Mais c’est une fausse impression. Une autre didascalie renseigne en effet sur le troisième personnage :

Trivelin, alors, paraît tout d’un coup à leurs yeux”.

On voit donc qu’il ne s’agit pas là d’une entrée au sens strict, mais d’une apparition : Trivelin, invisible jusqu’à ce moment, était bien présent sur scène dès le début, mais caché, y compris pour le lecteur. Cette réinterprétation rétrospective remet en cause le statut de monologue de la première réplique de Silvia.

Dans tous les cas observés, le personnage qui paraît est connu du ou des personnage(s) présent(s) et du lecteur-spectateur. Mais parfois surgit, dans les mêmes circonstances, un personnage nouveau et inconnu, dont l’arrivée n’a pas été préparée. C’est le cas de Monsieur Griffet, dans la dernière scène de L’Héritier de village : au milieu de la fête, il intervient pour révéler le vol de l’argent de l’héritage. Le coup de théâtre dont il est l’instrument s’intègre bien à l’économie de la scène ; il en fait étroitement partie.
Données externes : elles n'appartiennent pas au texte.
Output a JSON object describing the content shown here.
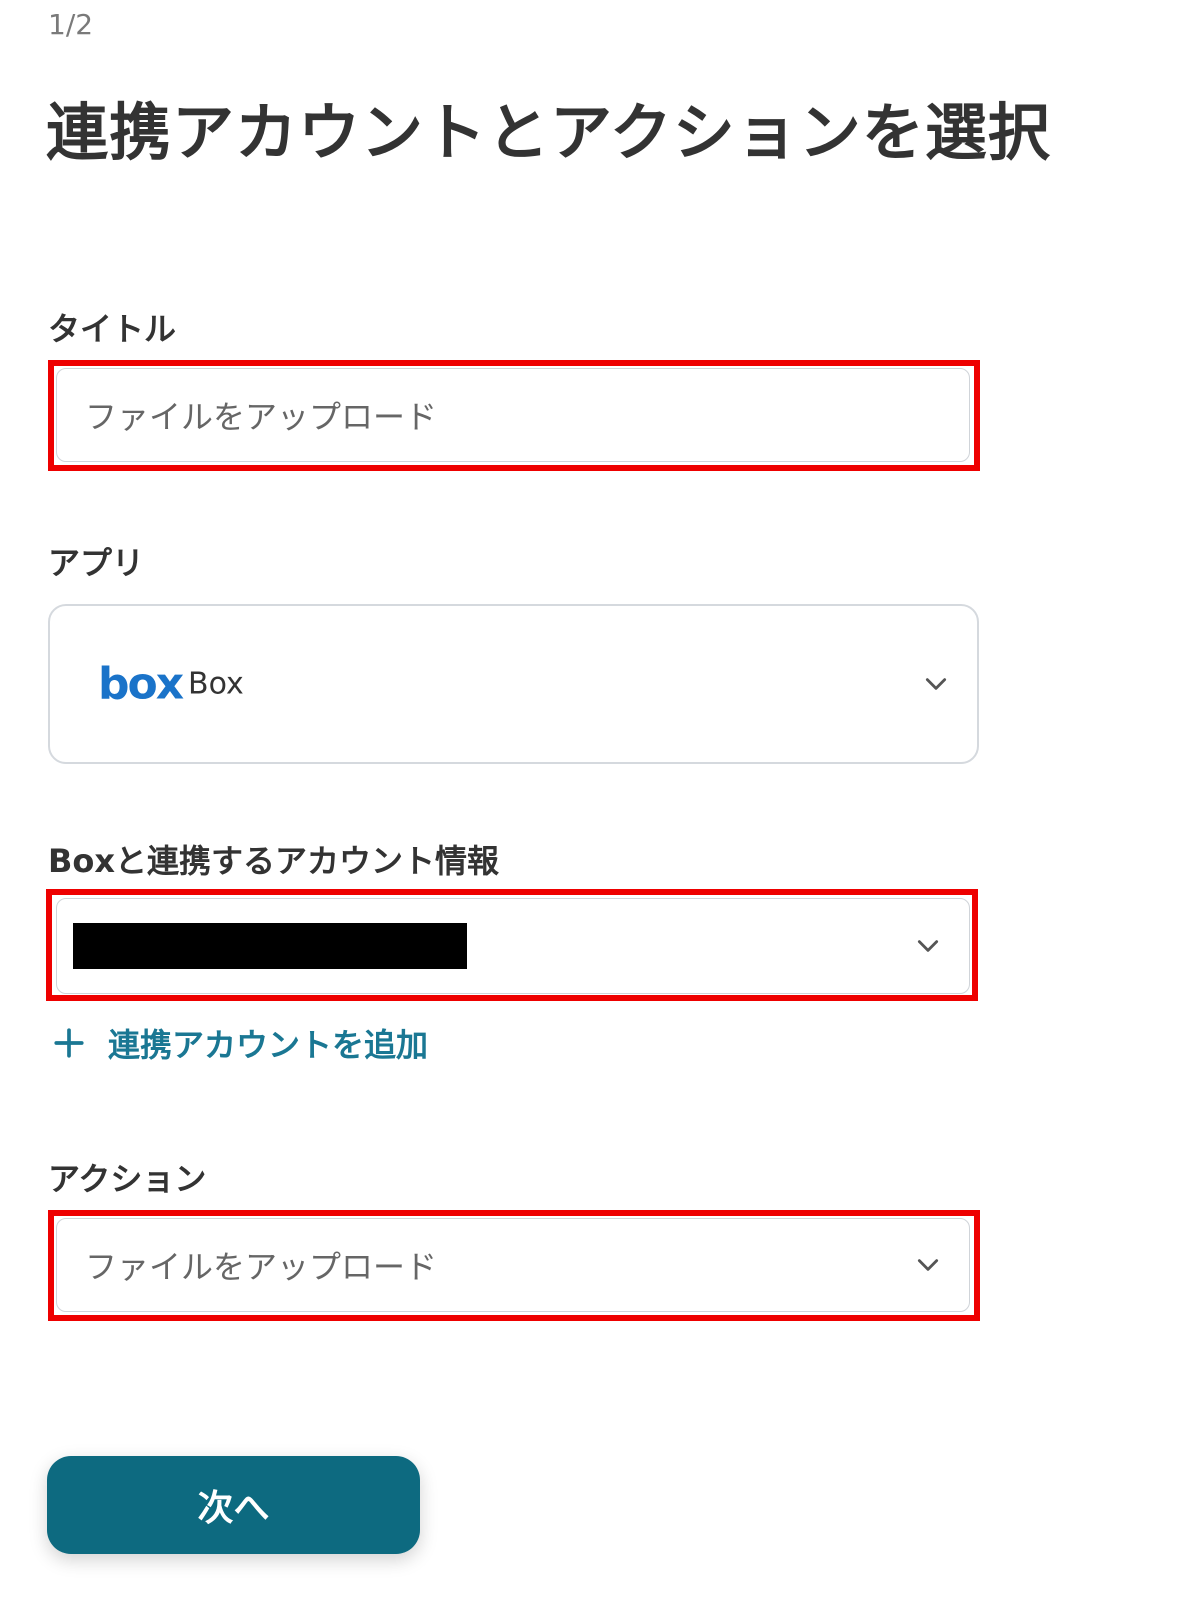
{
  "step": "1/2",
  "page_title": "連携アカウントとアクションを選択",
  "title_field": {
    "label": "タイトル",
    "value": "ファイルをアップロード"
  },
  "app_field": {
    "label": "アプリ",
    "logo_text": "box",
    "app_name": "Box"
  },
  "account_field": {
    "label": "Boxと連携するアカウント情報",
    "add_link": "連携アカウントを追加"
  },
  "action_field": {
    "label": "アクション",
    "value": "ファイルをアップロード"
  },
  "next_button": "次へ",
  "colors": {
    "highlight": "#ee0000",
    "accent": "#0d6a80",
    "link": "#1a7793",
    "box_brand": "#1a73c9"
  },
  "icons": [
    "chevron-down-icon",
    "plus-icon",
    "box-logo"
  ]
}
Dans les exemples cités, l’arrivée d’un personnage, loin d’inaugurer un nouvel espace textuel, structure pleinement celui dans lequel elle prend place : donnant impulsion à un rythme nouveau, transformant le cas échéant le monologue initial en introduction ou, mieux, en transition, à la fois commentaire et annonce, elle se place entre ce qui s’est déroulé et ce qui reste à venir.

Notes
494.

Cf. J. Scherer (1981), p. 214-218.

495.

Cf. H. Coulet (1992), p. 260-261 : “la division originale des scènes ne paraît pas plus logique ni plus expressive que la division mécanique selon les entrées et les sorties des personnages. Si un personnage est muet pendant une scène, il arrive souvent à Marivaux de ne pas le nommer. Des erreurs sur la liste placée en tête de chaque scène (un personnage nommé à la place d’un autre) se sont perpétuées d’édition en édition du vivant de Marivaux”.